BMW leitet den größten Personalabbau seit 2008 ein. Der Münchner Autobauer kündigte am heutigen Mittwoch an, weltweit rund 8.000 Arbeitsplätze zu streichen – vor allem in der Verwaltung, Entwicklung und im Vertrieb. Die Aktie reagierte am Vormittag mit Kursgewinnen: Das Papier notiert bei 60,86 Euro und liegt damit 1,47 Prozent über dem Vortagesniveau. Der Markt scheint die angekündigte Kostendisziplin zunächst positiv zu werten.

Abfindungsprogramm ab Oktober, Produktion bleibt außen vor

Der Stellenabbau soll bis Ende 2027 abgeschlossen sein und läuft überwiegend sozialverträglich über natürliche Fluktuation sowie ein freiwilliges Abfindungsprogramm. Dieses startet im Oktober und richtet sich an rund 40.000 der insgesamt 85.000 Beschäftigten in Deutschland – konkret an Mitarbeiter außerhalb der Produktion. Werke wie München, Regensburg, Dingolfing und Leipzig sind betroffen, ebenso die Managementebene. Die Fertigung selbst sowie der österreichische Standort Steyr bleiben nach bisherigem Stand ausgenommen. Weltweit beschäftigt BMW rund 154.000 Menschen, mehr als die Hälfte davon in Deutschland. Bereits zwischen Mitte 2025 und Mitte 2026 war die Belegschaft um 2.000 Stellen geschrumpft.

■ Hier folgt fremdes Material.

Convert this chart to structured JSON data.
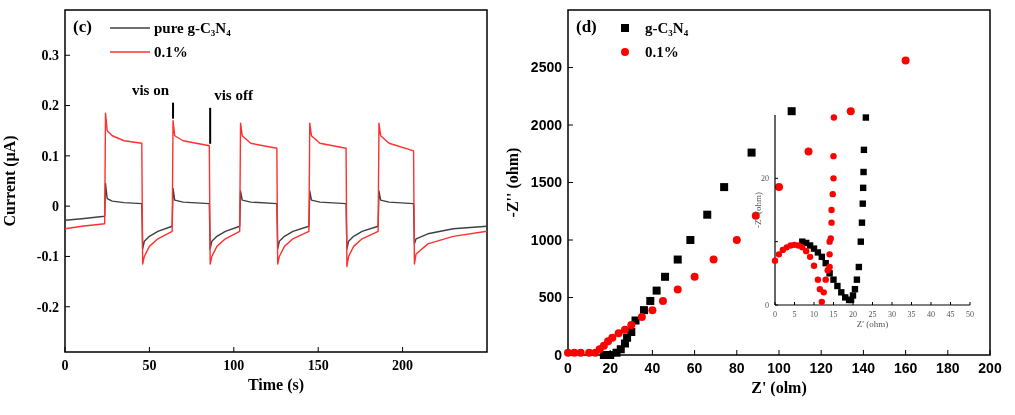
{
  "chart_data": [
    {
      "type": "line",
      "xlabel": "Time (s)",
      "ylabel": "Current (μA)",
      "xlim": [
        0,
        250
      ],
      "ylim": [
        -0.29,
        0.39
      ],
      "xticks": [
        0,
        50,
        100,
        150,
        200
      ],
      "yticks": [
        -0.2,
        -0.1,
        0,
        0.1,
        0.2,
        0.3
      ],
      "legend": "top left",
      "annotations": [
        "(c)",
        {
          "text": "vis on",
          "x": 64,
          "y": 0.17
        },
        {
          "text": "vis off",
          "x": 86,
          "y": 0.12
        }
      ],
      "x": [
        0,
        10,
        23.5,
        24,
        25,
        28,
        35,
        45.5,
        46,
        47,
        50,
        55,
        63.5,
        64,
        65,
        70,
        85.5,
        86,
        87,
        90,
        95,
        103.5,
        104,
        105,
        110,
        125.5,
        126,
        127,
        130,
        135,
        144.5,
        145,
        146,
        151,
        166.5,
        167,
        168,
        171,
        176,
        185.5,
        186,
        187,
        192,
        206.5,
        207,
        208,
        215,
        230,
        250
      ],
      "series": [
        {
          "name": "pure g-C₃N₄",
          "color": "#404040",
          "values": [
            -0.028,
            -0.025,
            -0.02,
            0.045,
            0.015,
            0.01,
            0.007,
            0.005,
            -0.085,
            -0.07,
            -0.06,
            -0.05,
            -0.04,
            0.035,
            0.012,
            0.008,
            0.005,
            -0.085,
            -0.07,
            -0.06,
            -0.05,
            -0.04,
            0.03,
            0.012,
            0.008,
            0.005,
            -0.085,
            -0.07,
            -0.06,
            -0.05,
            -0.04,
            0.03,
            0.012,
            0.008,
            0.005,
            -0.085,
            -0.07,
            -0.06,
            -0.05,
            -0.04,
            0.03,
            0.012,
            0.008,
            0.005,
            -0.075,
            -0.065,
            -0.055,
            -0.045,
            -0.04
          ]
        },
        {
          "name": "0.1%",
          "color": "#ff3030",
          "values": [
            -0.045,
            -0.04,
            -0.035,
            0.185,
            0.15,
            0.14,
            0.13,
            0.125,
            -0.115,
            -0.1,
            -0.08,
            -0.065,
            -0.05,
            0.17,
            0.14,
            0.13,
            0.12,
            -0.115,
            -0.1,
            -0.08,
            -0.065,
            -0.05,
            0.165,
            0.14,
            0.125,
            0.115,
            -0.115,
            -0.1,
            -0.08,
            -0.065,
            -0.05,
            0.165,
            0.14,
            0.125,
            0.115,
            -0.12,
            -0.1,
            -0.08,
            -0.065,
            -0.05,
            0.165,
            0.14,
            0.125,
            0.11,
            -0.115,
            -0.095,
            -0.075,
            -0.06,
            -0.05
          ]
        }
      ]
    },
    {
      "type": "scatter",
      "xlabel": "Z' (olm)",
      "ylabel": "-Z'' (ohm)",
      "xlim": [
        0,
        200
      ],
      "ylim": [
        0,
        3000
      ],
      "xticks": [
        0,
        20,
        40,
        60,
        80,
        100,
        120,
        140,
        160,
        180,
        200
      ],
      "yticks": [
        0,
        500,
        1000,
        1500,
        2000,
        2500
      ],
      "legend": "top left",
      "annotations": [
        "(d)"
      ],
      "series": [
        {
          "name": "g-C₃N₄",
          "color": "#000000",
          "marker": "square",
          "x": [
            17,
            20,
            23,
            25,
            27,
            28,
            30,
            32,
            36,
            39,
            42,
            46,
            52,
            58,
            66,
            74,
            87,
            106
          ],
          "values": [
            0,
            0,
            20,
            50,
            100,
            150,
            200,
            300,
            390,
            470,
            560,
            680,
            830,
            1000,
            1220,
            1460,
            1760,
            2120
          ]
        },
        {
          "name": "0.1%",
          "color": "#ff0000",
          "marker": "circle",
          "x": [
            0,
            3,
            6,
            10,
            13,
            15,
            17,
            19,
            21,
            24,
            27,
            30,
            35,
            40,
            45,
            52,
            60,
            69,
            80,
            89,
            100,
            114,
            134,
            160
          ],
          "values": [
            20,
            20,
            20,
            20,
            20,
            50,
            80,
            120,
            150,
            190,
            220,
            260,
            330,
            390,
            470,
            570,
            680,
            830,
            1000,
            1210,
            1460,
            1770,
            2120,
            2560
          ]
        }
      ]
    },
    {
      "type": "scatter",
      "xlabel": "Z' (ohm)",
      "ylabel": "-Z'' (ohm)",
      "xlim": [
        0,
        50
      ],
      "ylim": [
        0,
        30
      ],
      "xticks": [
        0,
        5,
        10,
        15,
        20,
        25,
        30,
        35,
        40,
        45,
        50
      ],
      "yticks": [
        0,
        {
          "value": 10,
          "label": null
        },
        20
      ],
      "series": [
        {
          "color": "#000000",
          "marker": "square",
          "x": [
            7,
            8,
            9,
            10,
            11,
            12,
            13,
            14,
            15,
            16,
            17,
            18,
            19,
            19.5,
            20,
            20.5,
            21,
            21.5,
            22,
            22.3,
            22.5,
            22.6,
            22.7,
            22.8,
            23.3
          ],
          "values": [
            10,
            9.8,
            9.4,
            8.9,
            8.3,
            7.6,
            6.6,
            5,
            4,
            3,
            2,
            1.2,
            0.8,
            0.8,
            1.5,
            2.5,
            4,
            6,
            10,
            13,
            16,
            18.5,
            21,
            24.5,
            29.6
          ]
        },
        {
          "color": "#ff0000",
          "marker": "circle",
          "x": [
            0,
            1,
            2,
            3,
            4,
            5,
            6,
            7,
            8,
            9,
            10,
            11,
            11.5,
            12,
            12.5,
            13,
            13.5,
            14,
            14,
            14,
            14.3,
            14.5,
            14.5,
            14.8,
            15,
            15,
            15.1
          ],
          "values": [
            7,
            8,
            8.7,
            9.1,
            9.4,
            9.5,
            9.4,
            9.1,
            8.5,
            7.6,
            6.2,
            4,
            2.5,
            0.5,
            2,
            4,
            5.5,
            6,
            8,
            10,
            10.5,
            13,
            15,
            17.5,
            20,
            23.5,
            29.6
          ]
        }
      ]
    }
  ]
}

Vorstandschef Milan Nedeljkovic, seit Mai im Amt, begründete den Schritt vor der Belegschaft mit der Notwendigkeit, profitabler und wettbewerbsfähiger zu werden. Die Vereinbarung zwischen Unternehmensleitung und Betriebsrat kam nach sechswöchigen Verhandlungen zustande, unterzeichnet wurde sie am Dienstag. IG Metall Bayern reagierte auf den Umbau vergleichsweise zurückhaltend und verwies auf die vorgesehenen Instrumente der Betriebsparteien.

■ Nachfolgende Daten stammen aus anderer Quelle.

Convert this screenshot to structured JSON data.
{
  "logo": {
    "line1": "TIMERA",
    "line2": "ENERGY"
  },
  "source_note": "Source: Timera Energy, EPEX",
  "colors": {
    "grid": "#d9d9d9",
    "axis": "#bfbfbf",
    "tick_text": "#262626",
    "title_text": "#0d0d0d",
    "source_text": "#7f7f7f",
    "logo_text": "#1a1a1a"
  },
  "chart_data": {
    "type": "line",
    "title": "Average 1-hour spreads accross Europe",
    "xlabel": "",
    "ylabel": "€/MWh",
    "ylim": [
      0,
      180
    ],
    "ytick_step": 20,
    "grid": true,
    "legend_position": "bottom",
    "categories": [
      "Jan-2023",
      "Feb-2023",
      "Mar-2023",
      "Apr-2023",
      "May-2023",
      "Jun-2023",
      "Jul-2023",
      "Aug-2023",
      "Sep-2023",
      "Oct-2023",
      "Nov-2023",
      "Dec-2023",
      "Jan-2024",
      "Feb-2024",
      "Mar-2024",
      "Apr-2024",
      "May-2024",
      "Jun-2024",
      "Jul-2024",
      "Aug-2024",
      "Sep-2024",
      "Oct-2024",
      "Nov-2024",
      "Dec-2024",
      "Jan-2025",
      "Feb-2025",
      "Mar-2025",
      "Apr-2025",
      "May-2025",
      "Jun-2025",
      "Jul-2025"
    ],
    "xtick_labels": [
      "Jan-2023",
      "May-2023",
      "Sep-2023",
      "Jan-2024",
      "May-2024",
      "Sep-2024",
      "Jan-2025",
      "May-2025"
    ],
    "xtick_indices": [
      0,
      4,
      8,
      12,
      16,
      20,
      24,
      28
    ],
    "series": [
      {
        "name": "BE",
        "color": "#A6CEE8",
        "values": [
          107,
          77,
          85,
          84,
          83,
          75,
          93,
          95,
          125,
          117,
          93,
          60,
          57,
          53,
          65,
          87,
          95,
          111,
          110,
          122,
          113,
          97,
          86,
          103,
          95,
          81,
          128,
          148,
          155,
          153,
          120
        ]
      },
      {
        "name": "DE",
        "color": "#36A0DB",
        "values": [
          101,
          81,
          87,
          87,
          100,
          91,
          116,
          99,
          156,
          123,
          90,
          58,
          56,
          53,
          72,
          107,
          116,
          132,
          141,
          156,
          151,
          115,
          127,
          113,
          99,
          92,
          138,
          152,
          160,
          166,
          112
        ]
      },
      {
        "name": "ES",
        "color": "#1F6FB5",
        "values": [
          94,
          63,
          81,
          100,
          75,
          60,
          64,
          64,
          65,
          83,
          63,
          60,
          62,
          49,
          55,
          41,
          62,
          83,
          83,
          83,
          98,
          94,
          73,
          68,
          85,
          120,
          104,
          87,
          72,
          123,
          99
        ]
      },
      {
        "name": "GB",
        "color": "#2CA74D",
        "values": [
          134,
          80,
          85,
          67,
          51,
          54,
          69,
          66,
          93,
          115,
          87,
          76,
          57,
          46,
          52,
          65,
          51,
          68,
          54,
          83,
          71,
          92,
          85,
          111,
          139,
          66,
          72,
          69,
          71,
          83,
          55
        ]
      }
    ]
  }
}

Finanziell schlägt das Programm zunächst zu Buche: BMW rechnet mit Einmalbelastungen von rund einer Milliarde Euro, während die eigentlichen Einsparungen erst ab 2028 greifen sollen. Als Auslöser gelten der eingebrochene China-Absatz, US-Importzölle sowie zunehmender Wettbewerbsdruck. Nach Reuters-Berichten war der China-Absatz im zweiten Quartal um rund 30 Prozent eingebrochen. Zudem sinken laut Unternehmensangaben die Entwicklungskosten, nachdem die aufwendige Plattform "Neue Klasse" weitgehend etabliert ist – ein Faktor, der Stellen in der Entwicklung überflüssig macht.

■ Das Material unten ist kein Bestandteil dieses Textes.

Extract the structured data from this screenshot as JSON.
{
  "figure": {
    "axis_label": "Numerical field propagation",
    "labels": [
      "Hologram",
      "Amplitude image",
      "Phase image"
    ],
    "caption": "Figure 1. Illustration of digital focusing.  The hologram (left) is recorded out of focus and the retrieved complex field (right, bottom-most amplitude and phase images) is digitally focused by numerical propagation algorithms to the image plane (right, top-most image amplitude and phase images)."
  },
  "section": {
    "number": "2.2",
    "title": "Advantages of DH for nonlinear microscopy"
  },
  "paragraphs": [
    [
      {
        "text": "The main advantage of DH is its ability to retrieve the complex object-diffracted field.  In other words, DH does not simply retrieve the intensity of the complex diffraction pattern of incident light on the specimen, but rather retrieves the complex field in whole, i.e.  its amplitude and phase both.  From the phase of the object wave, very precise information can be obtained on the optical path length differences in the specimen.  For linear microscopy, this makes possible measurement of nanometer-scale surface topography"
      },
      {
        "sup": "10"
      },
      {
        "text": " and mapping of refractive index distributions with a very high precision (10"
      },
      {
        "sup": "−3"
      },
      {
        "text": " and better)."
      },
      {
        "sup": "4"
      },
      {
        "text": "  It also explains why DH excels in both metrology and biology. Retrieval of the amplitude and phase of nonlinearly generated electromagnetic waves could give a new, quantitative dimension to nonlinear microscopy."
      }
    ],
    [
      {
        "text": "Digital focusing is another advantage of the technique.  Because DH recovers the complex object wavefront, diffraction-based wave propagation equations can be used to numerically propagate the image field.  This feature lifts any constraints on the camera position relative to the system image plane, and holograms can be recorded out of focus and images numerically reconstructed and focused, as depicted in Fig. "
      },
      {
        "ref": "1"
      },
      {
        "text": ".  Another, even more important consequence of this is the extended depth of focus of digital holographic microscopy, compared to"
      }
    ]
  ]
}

China-Schwäche trifft die gesamte Premiumklasse

BMW steht mit dieser Entwicklung nicht allein da. Auch Porsche kündigte am selben Tag an, bis 2035 rund 5.000 Stellen abzubauen, verknüpft mit einem Investitionsprogramm von 2,1 Milliarden Euro zur Standortsicherung. Der Sportwagenbauer meldete für das erste Halbjahr einen Auslieferungsrückgang von 16 Prozent, konnte den operativen Gewinn dank Kostenmaßnahmen aber um 30 Prozent steigern. Volkswagen erwägt Berichten zufolge sogar den Abbau von bis zu 100.000 Stellen, während der Branchenverband VDA vor einem Verlust von 225.000 Arbeitsplätzen bis 2035 warnt. Die Krise der deutschen Premiumhersteller scheint damit strukturell zu sein, nicht auf einzelne Unternehmen begrenzt.

Neben dem Stellenabbau meldete BMW am selben Tag eine strategische Partnerschaft: Qualcomm wird für das kommende Jahrzehnt zum primären Lieferanten von Rechenchips für digitale Cockpits und automatisierte Fahrsysteme. Die Vereinbarung baut auf der bestehenden Zusammenarbeit rund um die Snapdragon-Ride-Plattform auf, die bereits im Modell iX3 der Neuen Klasse zum Einsatz kommt. Finanzielle Details der Chip-Kooperation nannte BMW nicht.

Blick auf die Halbjahreszahlen

Der Kursanstieg fällt in eine Phase erhöhter Schwankungsbreite: Die 30-Tage-Volatilität der Aktie liegt bei gut 26 Prozent, und das Papier bewegt sich mit einem Abstand von 7,91 Prozent noch in der Nähe seines am 24. Juli markierten 52-Wochen-Tiefs von 56,40 Euro. Richtungsweisend dürfte der morgige Donnerstag werden: Dann legt BMW seine Halbjahreszahlen vor. Im ersten Quartal war der Umsatz bereits um 8,1 Prozent auf 31 Milliarden Euro gesunken, der Nettogewinn brach um 23 Prozent auf 1,67 Milliarden Euro ein. Ob der jetzt eingeleitete Sparkurs reicht, um die China-Schwäche und die Folgen der US-Zölle zu kompensieren, dürfte sich in den kommenden Monaten zeigen.